The question that seems to concern most people is not how but whether the Election Process works. The last Emergence has not been widely regarded as a sign that it does, in spite of the fact that Decider Guy has just re-declared the ongoing Iraq adventure a success. It follows that his overall reign may be termed a success too, but while we’re at it, let’s throw in the Battle of Little Big Horn, flight of Icarus, voyage of the Titanic, and 1919 World Series. Bob Dylan’s "There’s no success like failure" could serve as one of the kinder epitaphs on the tomb of the Bush administration.

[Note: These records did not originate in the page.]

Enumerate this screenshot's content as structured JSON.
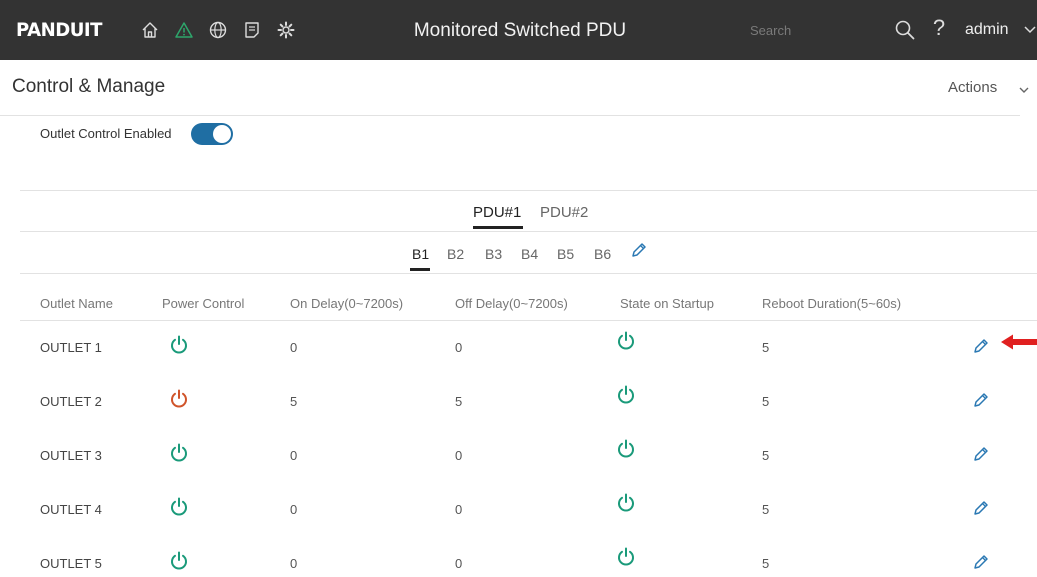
{
  "header": {
    "logo": "PANDUIT",
    "title": "Monitored Switched PDU",
    "search_placeholder": "Search",
    "user": "admin",
    "nav_icons": [
      "home-icon",
      "alarm-warning-icon",
      "globe-icon",
      "document-icon",
      "settings-gear-icon"
    ]
  },
  "page": {
    "title": "Control & Manage",
    "actions_label": "Actions"
  },
  "outlet_control": {
    "label": "Outlet Control Enabled",
    "enabled": true
  },
  "pdu_tabs": [
    {
      "label": "PDU#1",
      "active": true
    },
    {
      "label": "PDU#2",
      "active": false
    }
  ],
  "bank_tabs": [
    {
      "label": "B1",
      "active": true
    },
    {
      "label": "B2",
      "active": false
    },
    {
      "label": "B3",
      "active": false
    },
    {
      "label": "B4",
      "active": false
    },
    {
      "label": "B5",
      "active": false
    },
    {
      "label": "B6",
      "active": false
    }
  ],
  "table": {
    "columns": [
      "Outlet Name",
      "Power Control",
      "On Delay(0~7200s)",
      "Off Delay(0~7200s)",
      "State on Startup",
      "Reboot Duration(5~60s)"
    ],
    "rows": [
      {
        "name": "OUTLET 1",
        "power": "on",
        "on_delay": "0",
        "off_delay": "0",
        "startup": "on",
        "reboot": "5"
      },
      {
        "name": "OUTLET 2",
        "power": "off",
        "on_delay": "5",
        "off_delay": "5",
        "startup": "on",
        "reboot": "5"
      },
      {
        "name": "OUTLET 3",
        "power": "on",
        "on_delay": "0",
        "off_delay": "0",
        "startup": "on",
        "reboot": "5"
      },
      {
        "name": "OUTLET 4",
        "power": "on",
        "on_delay": "0",
        "off_delay": "0",
        "startup": "on",
        "reboot": "5"
      },
      {
        "name": "OUTLET 5",
        "power": "on",
        "on_delay": "0",
        "off_delay": "0",
        "startup": "on",
        "reboot": "5"
      }
    ]
  },
  "colors": {
    "topbar": "#333333",
    "power_on": "#1a9a7a",
    "power_off": "#d0542a",
    "toggle_on": "#1f6ea3",
    "warning": "#2ea66b",
    "annotation_arrow": "#e02020"
  }
}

As for the President’s personal epitaph (once his mortal journey of golf, fundraisers, and brush clearing at taxpayer expense is run), I have recently come across an inspired possibility in Alistair Cooke’s America. The BBC series is somewhat dated but well worthwhile, as are the Letters from America. Cooke’s friendship with and reflections on H. L. Mencken are fascinating. After being informed that President Coolidge was dead, it was probably Mencken (the comment is attributed to Dorothy Parker as well) who asked, "How did they know?" And it was definitely Mencken who wrote Coolidge this epitaph: "He had no ideas and was not a nuisance." The line is readily adaptable to the current fruit of the Election Process. "He had no ideas and was a nuisance."

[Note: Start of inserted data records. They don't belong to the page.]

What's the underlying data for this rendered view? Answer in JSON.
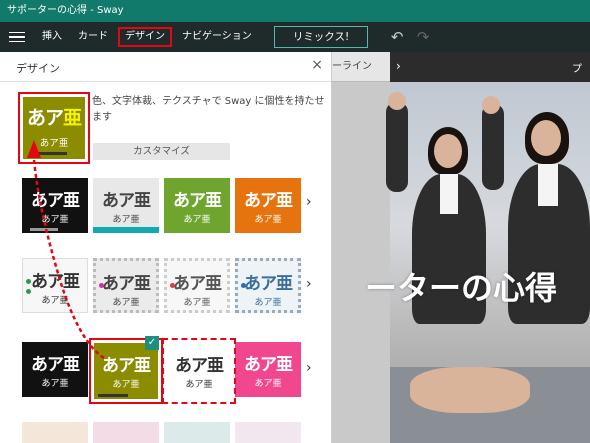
{
  "title_bar": {
    "text": "サポーターの心得 - Sway"
  },
  "toolbar": {
    "items": [
      "挿入",
      "カード",
      "デザイン",
      "ナビゲーション"
    ],
    "remix_label": "リミックス!",
    "undo_icon": "undo-icon",
    "redo_icon": "redo-icon"
  },
  "storyline": {
    "label": "ーライン"
  },
  "preview": {
    "header_prefix": "プ",
    "title": "ーターの心得"
  },
  "design_panel": {
    "title": "デザイン",
    "close": "×",
    "description": "色、文字体裁、テクスチャで Sway に個性を持たせます",
    "customize_label": "カスタマイズ",
    "current_style": {
      "big_a": "あア",
      "big_b": "亜",
      "small": "あア亜"
    },
    "rows": [
      [
        {
          "big": "あア亜",
          "small": "あア亜"
        },
        {
          "big": "あア亜",
          "small": "あア亜"
        },
        {
          "big": "あア亜",
          "small": "あア亜"
        },
        {
          "big": "あア亜",
          "small": "あア亜"
        }
      ],
      [
        {
          "big": "あア亜",
          "small": "あア亜"
        },
        {
          "big": "あア亜",
          "small": "あア亜"
        },
        {
          "big": "あア亜",
          "small": "あア亜"
        },
        {
          "big": "あア亜",
          "small": "あア亜"
        }
      ],
      [
        {
          "big": "あア亜",
          "small": "あア亜"
        },
        {
          "big": "あア亜",
          "small": "あア亜"
        },
        {
          "big": "あア亜",
          "small": "あア亜"
        },
        {
          "big": "あア亜",
          "small": "あア亜"
        }
      ]
    ],
    "more_arrow": "›",
    "checkmark": "✓"
  },
  "colors": {
    "accent_teal": "#117a6b",
    "toolbar_bg": "#1f2a2b",
    "highlight_red": "#e30613",
    "olive": "#8c8c00"
  }
}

Meanwhile, two candidates with political hair and plastic faces are emerging in the showdown to become Decider Guy’s successor. I will mention no names, but one of these candidates seems old enough to rule Cuba, the other ambitious enough to rule anything in sight. I heartily endorse either, on the principle that when I endorse a candidate, that candidate has no more hope of being elected than Fritz the Cat. There remains a third possibility — a candidate who’s shown consistent signs of courage, intelligence, eloquence, and that rarest of traits in a politician, dignity. Again, I will name no names. I do not endorse him because I have no wish to jinx his chances. If the world were given a vote, he’d be in on a landslide. But it’s America doing the voting, and it remains to be seen if we’ve got the smarts to override our taste for plastic.
"Remember," advises a character in Chetan Bhagat’s novel One Night @ The Call Center: "A 35-year-old American brain and IQ is the same as a 10-year-old Indian’s brain… Americans are dumb, just accept it." One hopes, without an extravagant degree of optimism, that the national erections show otherwise.